The text of the resolution deplores Russia's "aggression against Ukraine”.

While General Assembly resolutions are non-binding, they carry political weight, with Wednesday's vote representing a symbolic victory for Ukraine and increasing Moscow's international isolation. Even Russia's traditional ally Serbia voted in favour of the resolution.

"As 141 member states of the United Nations know, more is at stake even than the conflict in Ukraine itself. This is a threat to the security of Europe and the entire rules-based order," US Secretary of State Antony Blinken told reporters after the vote.

Russia's UN envoy, Vassily Nebenzia, denied Moscow was targeting civilians and accused Western governments of pressuring assembly members to pass the resolution, whose adoption he said could fuel further violence.

He repeated Russia’s assertion its action was a special military operation aimed at ending purported attacks on civilians in the self-declared Moscow-backed republics of Donetsk and Luhansk in eastern Ukraine.

"The evil will never stop. It requires more and more space," Ukraine's UN envoy, Sergiy Kyslytsa, said in urging passage of the resolution, calling it "one of the building blocks to build a wall to stop" the Russian offensive.

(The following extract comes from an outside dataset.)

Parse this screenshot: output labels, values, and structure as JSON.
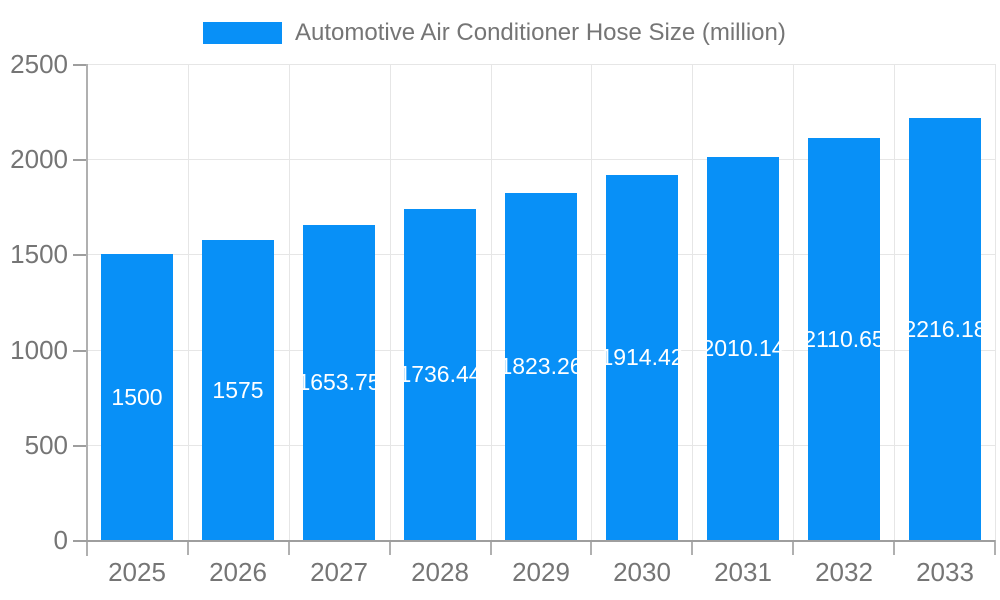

After nearly a week, Russia has yet to achieve its aim of overthrowing Ukraine's government. 

It has faced an unprecedented international backlash, especially from the West, whose sanctions have crippled Russia's financial system while giant multinational countries have pulled investments out.

Washington has imposed several rounds of sanctions, including against Russian President Vladimir Putin and the central bank, since Russia's forces invaded Ukraine in the biggest assault on a European state since World War Two. 

Moscow calls the assault a "special operation”.